Pelo que tu vês nos comboios suburbanos, devia passar a ser requisito para ser revisor da CP que tivessem corpo e formação de segurança, para fazerem valer a sua autoridade. Aí até podiam ganhar dois salários mínimos.

Daniela disse...

Por acaso, até fazia sentido circularem polícias nos comboios. Não entendo o critério de alguns comboios circularem com polícias e outros não.

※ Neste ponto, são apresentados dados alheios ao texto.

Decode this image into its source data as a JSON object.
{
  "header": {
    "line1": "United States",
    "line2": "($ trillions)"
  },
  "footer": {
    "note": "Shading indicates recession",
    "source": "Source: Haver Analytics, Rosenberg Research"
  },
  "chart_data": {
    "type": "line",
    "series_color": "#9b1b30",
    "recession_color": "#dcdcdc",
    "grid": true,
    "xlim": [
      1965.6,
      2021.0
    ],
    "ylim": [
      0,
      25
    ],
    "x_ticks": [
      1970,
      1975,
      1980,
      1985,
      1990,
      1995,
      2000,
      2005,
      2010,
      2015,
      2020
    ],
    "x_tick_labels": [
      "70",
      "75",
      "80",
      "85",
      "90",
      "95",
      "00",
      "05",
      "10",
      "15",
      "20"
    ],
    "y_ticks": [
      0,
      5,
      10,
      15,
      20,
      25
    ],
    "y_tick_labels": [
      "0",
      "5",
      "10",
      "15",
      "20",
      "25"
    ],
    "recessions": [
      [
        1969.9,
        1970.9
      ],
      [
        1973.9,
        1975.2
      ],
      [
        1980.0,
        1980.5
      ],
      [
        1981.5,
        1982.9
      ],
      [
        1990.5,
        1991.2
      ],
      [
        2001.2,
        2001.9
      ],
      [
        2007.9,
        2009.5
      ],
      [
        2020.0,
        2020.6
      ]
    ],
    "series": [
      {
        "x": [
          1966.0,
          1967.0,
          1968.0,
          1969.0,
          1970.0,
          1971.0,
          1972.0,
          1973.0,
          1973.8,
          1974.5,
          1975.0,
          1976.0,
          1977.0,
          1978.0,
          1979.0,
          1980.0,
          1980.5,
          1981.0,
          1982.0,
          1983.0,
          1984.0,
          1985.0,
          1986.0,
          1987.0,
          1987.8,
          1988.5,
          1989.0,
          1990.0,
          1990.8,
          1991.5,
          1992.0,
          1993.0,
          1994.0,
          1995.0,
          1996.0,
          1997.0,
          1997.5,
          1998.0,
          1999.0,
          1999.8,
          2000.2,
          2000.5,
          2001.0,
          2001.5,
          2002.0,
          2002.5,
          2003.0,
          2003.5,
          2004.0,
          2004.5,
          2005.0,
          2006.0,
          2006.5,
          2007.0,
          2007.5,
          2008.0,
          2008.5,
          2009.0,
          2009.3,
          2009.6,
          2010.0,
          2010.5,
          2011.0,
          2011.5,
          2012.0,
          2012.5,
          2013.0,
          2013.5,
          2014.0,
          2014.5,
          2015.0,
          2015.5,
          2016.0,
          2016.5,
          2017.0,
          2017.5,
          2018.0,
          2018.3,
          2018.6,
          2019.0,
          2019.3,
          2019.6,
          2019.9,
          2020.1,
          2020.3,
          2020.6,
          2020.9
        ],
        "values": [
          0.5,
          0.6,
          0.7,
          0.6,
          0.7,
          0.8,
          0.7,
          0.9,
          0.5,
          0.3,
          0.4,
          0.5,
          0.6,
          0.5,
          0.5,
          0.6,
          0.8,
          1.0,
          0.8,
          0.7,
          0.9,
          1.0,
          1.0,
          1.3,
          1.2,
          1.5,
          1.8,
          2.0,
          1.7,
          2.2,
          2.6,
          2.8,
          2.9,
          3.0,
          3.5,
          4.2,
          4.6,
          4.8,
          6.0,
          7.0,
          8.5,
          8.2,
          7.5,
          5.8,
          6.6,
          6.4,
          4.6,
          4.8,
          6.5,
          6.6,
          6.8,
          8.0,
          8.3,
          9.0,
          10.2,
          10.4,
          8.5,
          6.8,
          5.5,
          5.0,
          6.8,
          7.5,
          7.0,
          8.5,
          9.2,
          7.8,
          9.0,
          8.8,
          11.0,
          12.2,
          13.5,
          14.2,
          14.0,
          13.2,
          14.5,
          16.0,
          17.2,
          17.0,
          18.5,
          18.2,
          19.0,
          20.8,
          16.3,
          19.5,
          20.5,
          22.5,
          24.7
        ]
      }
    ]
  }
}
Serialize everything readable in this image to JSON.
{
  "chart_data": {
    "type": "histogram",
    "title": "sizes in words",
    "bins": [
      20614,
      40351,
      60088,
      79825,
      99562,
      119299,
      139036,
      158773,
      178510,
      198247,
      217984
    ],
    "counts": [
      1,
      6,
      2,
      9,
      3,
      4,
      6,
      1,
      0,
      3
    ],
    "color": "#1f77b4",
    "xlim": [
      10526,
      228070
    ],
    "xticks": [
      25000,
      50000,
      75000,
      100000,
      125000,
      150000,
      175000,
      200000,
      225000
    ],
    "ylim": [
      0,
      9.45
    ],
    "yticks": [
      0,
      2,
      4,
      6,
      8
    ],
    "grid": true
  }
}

Mas há alguma empresa de comboios no mundo que dê lucro? Só a título de curiosidade...
Fico muito contente por perceber que começo a angariar votos nos anónimos deste país.
Quanto aos polícias... Acho que eles ficavam mais contentes por terem meios para trabalho, do que em serem subidos nos salários. Há condições verdadeiramente patéticas em algumas esquadras e há casos de polícias que têm medo de sair à rua. Agora, o sindicato da CP não pode ser responsável pelo facto de o sindicato dos polícias não ser reivindicativo :O
Sinceramente, continuo a achar que os funcionários da CP se tornaram nos alvos fáceis no meio da crise, de ataque a funcionários públicos. Ninguém fala de funcionários em excesso nas repartições de finanças e juntas deste país que ganham mais do que estes "picas" e que estão o dia sentados a jogar pc sem fazer nada de nadinha de nada. Se começassem a cortar por quem não está efectivamente a trabalhar ao invés de cortarem a quem até faz trabalho no dia-a-dia, podia ser produtivo para todos nós.
E mais importante, presumo que depois de lerem o texto, não ficaram todos com vontade de ser picas, ao contrário da ideia parva que o autor do texto tenta passar.